Python Syntax

Syntax are a set of rules that determine how you write your code. Python uses whitespace to determine where a block of code starts and ends; other languages use keywords or braces such as { }.

To demonstrate this, here is an example of a function. Don’t worry about what a function is right now, there is a section for that.

def foo(x):
    print(x)
    print(x*2)

 

If you were to write the code this way (see below), you would get a trace back error which is to notify you of an error in the code.

def foo(x): print(x) print(x*2)

 

Reserved Words

There are keywords in Python that cannot be used as an identifier. An identifier is the name that is given to variables, functions, methods, etc. These reserved keywords are:

and as assert async await
break
class continue
def del
elif else except exec
False finally for from
global
if import in is
lambda
None nonlocal not
or
pass print
raise return
True try
while with
yield

Assignment Statement

An assignment statement is used to create a Python object. Nearly everything in Python is a Python object that has methods and/or attributes. When working with research or data science, most commonly these will be considered a variable or constant. It is important to know that these are Python objects because when we get working with data frames, a column within a data frame is sometimes referred to as a variable. In this case though, the term variable has a slightly different meaning. The general assignment statement is below.

your_Python_object = stuff

 

Variables and Constants

As one might expect, a variable is something that varies and a constant is something that does not. In Python, both of these can be assigned a name using the equal sign (=).

input [1] x = "Hello World"
input [2] x
output [3] "Hello World"

 

In this example, “x” is the name of the constant and it is assigned the phrase (which is a string type) “Hello World”. Any time the programmer (that’s you!) enters “x” Python will print “Hello World”.

Variables and constants can be reassigned values.
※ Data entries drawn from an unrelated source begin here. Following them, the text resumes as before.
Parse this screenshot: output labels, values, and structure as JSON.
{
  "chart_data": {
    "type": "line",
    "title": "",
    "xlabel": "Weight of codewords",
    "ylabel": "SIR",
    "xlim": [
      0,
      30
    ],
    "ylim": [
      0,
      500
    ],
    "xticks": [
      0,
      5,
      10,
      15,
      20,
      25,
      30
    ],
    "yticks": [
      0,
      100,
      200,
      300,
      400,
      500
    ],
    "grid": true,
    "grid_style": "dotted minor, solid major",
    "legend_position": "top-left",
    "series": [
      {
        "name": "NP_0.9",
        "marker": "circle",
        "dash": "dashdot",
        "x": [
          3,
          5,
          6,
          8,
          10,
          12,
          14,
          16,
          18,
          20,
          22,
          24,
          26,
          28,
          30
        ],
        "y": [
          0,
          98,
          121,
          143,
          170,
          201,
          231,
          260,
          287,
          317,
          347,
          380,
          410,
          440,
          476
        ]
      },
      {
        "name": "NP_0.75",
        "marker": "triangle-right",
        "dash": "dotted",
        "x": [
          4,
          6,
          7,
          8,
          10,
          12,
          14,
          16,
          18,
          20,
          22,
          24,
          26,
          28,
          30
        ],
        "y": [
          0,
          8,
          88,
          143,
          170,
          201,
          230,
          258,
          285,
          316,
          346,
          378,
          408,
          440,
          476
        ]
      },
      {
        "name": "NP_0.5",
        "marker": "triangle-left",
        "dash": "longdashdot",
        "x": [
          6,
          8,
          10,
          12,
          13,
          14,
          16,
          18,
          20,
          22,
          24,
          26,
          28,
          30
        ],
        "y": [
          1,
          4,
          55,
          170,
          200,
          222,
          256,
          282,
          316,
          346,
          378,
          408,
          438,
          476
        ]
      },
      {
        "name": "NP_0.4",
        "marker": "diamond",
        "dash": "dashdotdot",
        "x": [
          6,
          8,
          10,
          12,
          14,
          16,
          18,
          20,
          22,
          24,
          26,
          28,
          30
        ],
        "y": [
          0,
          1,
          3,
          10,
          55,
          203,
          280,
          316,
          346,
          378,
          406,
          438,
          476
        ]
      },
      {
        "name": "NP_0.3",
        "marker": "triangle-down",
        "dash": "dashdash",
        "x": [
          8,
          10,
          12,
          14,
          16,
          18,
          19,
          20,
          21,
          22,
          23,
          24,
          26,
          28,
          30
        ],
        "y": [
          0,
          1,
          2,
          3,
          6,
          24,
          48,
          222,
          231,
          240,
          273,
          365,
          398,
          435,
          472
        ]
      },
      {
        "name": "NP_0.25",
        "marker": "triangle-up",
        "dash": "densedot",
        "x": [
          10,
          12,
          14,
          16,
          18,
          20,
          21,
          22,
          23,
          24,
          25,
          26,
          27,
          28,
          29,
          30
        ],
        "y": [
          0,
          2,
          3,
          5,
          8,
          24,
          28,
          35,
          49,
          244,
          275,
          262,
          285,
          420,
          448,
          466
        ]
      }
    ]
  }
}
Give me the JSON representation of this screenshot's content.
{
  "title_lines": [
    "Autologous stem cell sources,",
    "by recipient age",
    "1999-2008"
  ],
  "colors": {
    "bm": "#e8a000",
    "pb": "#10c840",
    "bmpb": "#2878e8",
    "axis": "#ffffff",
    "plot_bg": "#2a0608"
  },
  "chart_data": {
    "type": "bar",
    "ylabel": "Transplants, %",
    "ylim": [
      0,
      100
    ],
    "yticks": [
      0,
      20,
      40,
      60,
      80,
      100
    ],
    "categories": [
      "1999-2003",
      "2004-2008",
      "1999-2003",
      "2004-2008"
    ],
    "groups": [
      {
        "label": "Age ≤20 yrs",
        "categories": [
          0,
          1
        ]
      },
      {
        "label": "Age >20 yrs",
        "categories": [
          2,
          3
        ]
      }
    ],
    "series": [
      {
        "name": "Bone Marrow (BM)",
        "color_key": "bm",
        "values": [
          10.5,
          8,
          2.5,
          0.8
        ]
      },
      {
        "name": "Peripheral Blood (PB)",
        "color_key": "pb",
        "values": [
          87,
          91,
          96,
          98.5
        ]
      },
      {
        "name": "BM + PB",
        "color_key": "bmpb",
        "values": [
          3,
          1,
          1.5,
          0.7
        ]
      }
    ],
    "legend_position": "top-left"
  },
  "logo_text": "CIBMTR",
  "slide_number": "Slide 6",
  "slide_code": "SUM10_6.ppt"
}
Do note that once a variable or constant is reassigned, it no longer holds the previous values assigned to it.

 

Python Naming Rules

  1. Must start with a letter or underscore “_”
  2. Must consist of letters and numbers and underscores
  3. Case sensitive
    • I.e. “MyVar”, “myVar”, “myvar”, and “mYvAr” are all different variable names.

It is considered best practice to name variables and constants with a name that reminds the programmer (or somebody reviewing your code) what the variable or constant is.

asdfgtr = "Books"
touy = 5
print("Item name: ", asdfgtr, ", Quantity sold = ", touy)

 

Those variable names are hard to remember, and give the programmer no idea of what type of values they store. Better names would be something like this.

item = "Books"
quant_sold = 5
print("Item name: ", item, ", Quantity sold = ", quant_sold)

 

Data Types

There are a few built-in data types that you will encounter using Python for research and data science applications. These are:

  • int: Integers (whole numbers)
  • float: Floating point numbers (numbers with decimals)
  • str: String, which is a character type (i.e. “Hello”, “World”, and “Be brilliant!”). Anything between the “” is considered a string
  • boolean: True or False values. Commonly used in conditional expressions

You will be using the Pandas library with Python for research and data science applications and the Pandas library introduces more data types. These are:

  • object: which is equivalent to the str built-in data type
  • int64: which is equivalent to the int built-in data type
  • float64: which is equivalent to the float built-in data type
  • datetime64: a value that contains time date (seconds, minutes, hours, days, month, year, etc.)